Software has become central to all companies, changing operations across organizations. IT teams sit right at the center of this transformation, dealing with a variety of pressures. Customers demand fast, flawless service, product teams need flexible support as they reduce their time to market, and management expects lower costs.
In response, many IT teams are switching to Agile approaches that value ease of use, collaboration, and knowledge-sharing over complex, inflexible workflows. Still, many IT teams fear that tearing down traditional ITSM processes may introduce unnecessary risk. With the right Agile approach though, teams can balance that risk with greater efficiency, enabling them to drive the business forward.
Here are four tips to build your lean, mean ITSM machine.
1. Increase visibility between dev and ops
When something goes wrong, it’s often best to start by asking “what changed?” — looking for new software releases that may have triggered an incident. Unfortunately, many legacy software systems aren’t equipped for visibility across the DevOps lifecycle.
Make sure you’re using software tools that connect IT and dev teams, so they can collaborate to fix incidents and confidently push changes. Service desk agents should be able to view changes and stay updated on bug-squashing progress. And, developers need the ability to see customers’ problems in real time and create permanent fixes.
2. ‘Shift left’ with self-service
‘Shifting left’ reduces costs by moving resolution closer to the customer. Introducing self-service functionality with a customer-facing portal and knowledge centric service desk is an investment that pays off through lower costs and higher user satisfaction.
According to Forrester Research, manned support can cost up to $12 per contact, while self-service solves problems at 10 cents or less. That’s 120 times more cost-effective. A study by Coleman Parkes for Amdocs showed that 91% of customers say they prefer self-service if it is available and tailored to their needs. Self-service isn’t a new concept. We see it in our everyday lives, from buying airline flights to using an ATM. We expect to be self-sufficient with IT tasks too. A self-service portal is the face of IT to an organization. Through it, customers gain easy access to submit and track requests and are able to keep up with notifications. Making your service desk knowledge-centric further accommodates self-service preferences and reduces your request volume, allowing IT teams to focus on things that really need their attention. If you don’t already have one, aggregate your knowledge into a single system. General questions, FAQs and how-to articles are all great sources of information that can be made available to your customer. For IT teams, providing access to service outage runbooks improves troubleshooting and incident management.
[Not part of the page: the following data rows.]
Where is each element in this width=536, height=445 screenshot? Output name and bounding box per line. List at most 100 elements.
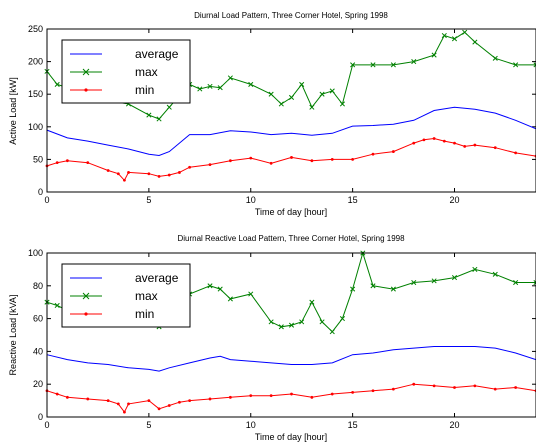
x-axis-label: Time of day [hour] [255, 432, 327, 442]
series-max-point [207, 283, 213, 289]
y-tick-label: 40 [33, 346, 43, 356]
series-max-point [472, 39, 478, 45]
series-average-point [413, 120, 414, 121]
series-average-point [495, 348, 496, 349]
series-max-point [288, 322, 295, 328]
series-average-point [352, 126, 353, 127]
series-min-point [432, 137, 436, 140]
series-average-point [159, 155, 160, 156]
series-max-point [299, 81, 305, 87]
series-average-point [373, 353, 374, 354]
series-min-point [65, 159, 69, 163]
y-tick-label: 100 [28, 248, 43, 258]
series-average-point [169, 151, 170, 152]
series-min-point [473, 384, 477, 388]
series-min-point [432, 384, 436, 388]
x-tick-label: 5 [146, 195, 151, 205]
series-max-point [431, 278, 437, 284]
series-average-point [332, 362, 333, 363]
series-average-point [515, 120, 516, 121]
series-average-point [393, 349, 394, 350]
series-average-point [87, 362, 88, 363]
legend-label: min [135, 307, 154, 321]
series-average-point [352, 354, 353, 355]
series-average-point [271, 134, 272, 135]
series-min-point [290, 156, 293, 159]
legend-label: max [135, 289, 158, 303]
series-min-point [86, 161, 90, 165]
series-min-line [46, 383, 536, 414]
legend-entry-max: max [70, 65, 158, 79]
series-average-point [220, 356, 221, 357]
series-average-point [332, 133, 333, 134]
series-min-point [188, 165, 192, 169]
series-max-point [390, 62, 396, 68]
series-min-point [371, 152, 375, 156]
y-tick-label: 0 [38, 412, 43, 422]
series-max-point [166, 104, 172, 110]
series-average-point [159, 371, 160, 372]
series-min-point [463, 144, 467, 148]
series-min-point [442, 139, 446, 143]
series-min-point [127, 402, 130, 406]
series-max-point [533, 279, 536, 286]
series-min-point [493, 146, 497, 150]
legend-entry-max: max [70, 289, 158, 303]
series-min-point [249, 156, 253, 160]
series-max-point [370, 62, 376, 68]
series-min-point [330, 392, 334, 396]
series-max-point [350, 286, 356, 292]
series-average-point [250, 361, 251, 362]
x-tick-label: 20 [449, 195, 459, 205]
axis-ticks: 0 5 10 15 20 0 20 40 60 80 100 [28, 248, 536, 430]
plot-frame [46, 252, 536, 418]
series-average-point [128, 148, 129, 149]
series-min-point [123, 410, 126, 414]
x-tick-label: 0 [44, 420, 49, 430]
legend-entry-average: average [70, 47, 179, 61]
series-max-point [472, 266, 478, 272]
series-max-point [268, 319, 274, 325]
series-average-point [189, 134, 190, 135]
series-average-point [148, 154, 149, 155]
series-average-point [230, 359, 231, 360]
legend-entry-min: min [70, 83, 154, 97]
series-average-point [108, 145, 109, 146]
series-max-point [411, 279, 417, 286]
series-min-point [514, 386, 518, 389]
series-min-point [310, 159, 314, 163]
series-min-point [453, 386, 456, 389]
series-average-point [169, 367, 170, 368]
series-max-point [329, 88, 335, 94]
series-min-point [123, 178, 126, 182]
series-average-point [474, 346, 475, 347]
y-tick-label: 200 [28, 57, 43, 67]
chart-title: Diurnal Reactive Load Pattern, Three Cor… [177, 234, 405, 243]
series-average-point [230, 130, 231, 131]
series-max-point [492, 271, 498, 277]
series-average-point [87, 141, 88, 142]
series-min-point [106, 169, 110, 172]
series-max-point [513, 62, 519, 68]
series-min-point [391, 387, 395, 391]
legend-marker [84, 312, 88, 316]
series-max-point [288, 94, 295, 101]
series-max-point [156, 116, 162, 122]
x-tick-label: 20 [449, 420, 459, 430]
series-average-point [210, 357, 211, 358]
series-average-point [128, 367, 129, 368]
series-average-point [189, 362, 190, 363]
series-min-point [178, 400, 181, 404]
legend: average max min [61, 263, 191, 328]
series-average-point [67, 137, 68, 138]
series-min-point [116, 402, 120, 406]
legend: average max min [61, 39, 191, 104]
series-average-point [210, 134, 211, 135]
series-max-point [268, 91, 274, 97]
series-average-line [46, 346, 536, 372]
series-average-point [108, 364, 109, 365]
series-average-point [271, 362, 272, 363]
series-average-point [373, 125, 374, 126]
series-min-point [351, 391, 355, 394]
series-average-point [413, 348, 414, 349]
3. Use ChatOps for rapid response
Using modern, integrated communication tools can improve collaboration, reduce disruptive emails and phone calls, and decrease incident-response time. Here’s how IT teams can successfully use ChatOps:
- Kill the phone bridge and handle incident response with chat tools
- Create dedicated chat rooms for service beyond your ticketing system
- Add time-saving bots that handle repeat actions
- Get your IT and dev teams talking in the same system
4. Adopt a formal Post Incident Review (PIR) process
Some IT teams consider their job complete once normal service is restored and an incident is marked resolved. This is often the fault of legacy ITSM tools. A few fields to capture resolution data won’t carry the learning forward.
Valuable lessons can be found in incidents. We’ve found that highly effective teams implement a formal PIR process. Some of these teams’ best practices include:
- Establish a culture where the goal isn’t assigning blame, but understanding all contributing causes
- Create a repeatable PIR process that is simple to follow and encourages collaboration
- Link all related items created from the PIR to the original incident to improve visibility
- Develop internal troubleshooting knowledge-base documents for future reference
- Implement preventative actions that reduce the likelihood of incident recurrence
- Post and share the PIR results and overall progress via blogs, reporting and dashboards
Following these practices and adopting a lean approach to ITSM offers many benefits — faster support, better team coordination and continuous improvement. Agile IT teams are more adaptable to changing needs and can improvise when faced with obstacles. Rather than just resolving requests and delivering on SLAs, these teams can better adapt to business needs. Consequently, they can streamline their day-to-day work and focus on driving technological improvements across the company, from sales and marketing, to new digital services that ensure customer success.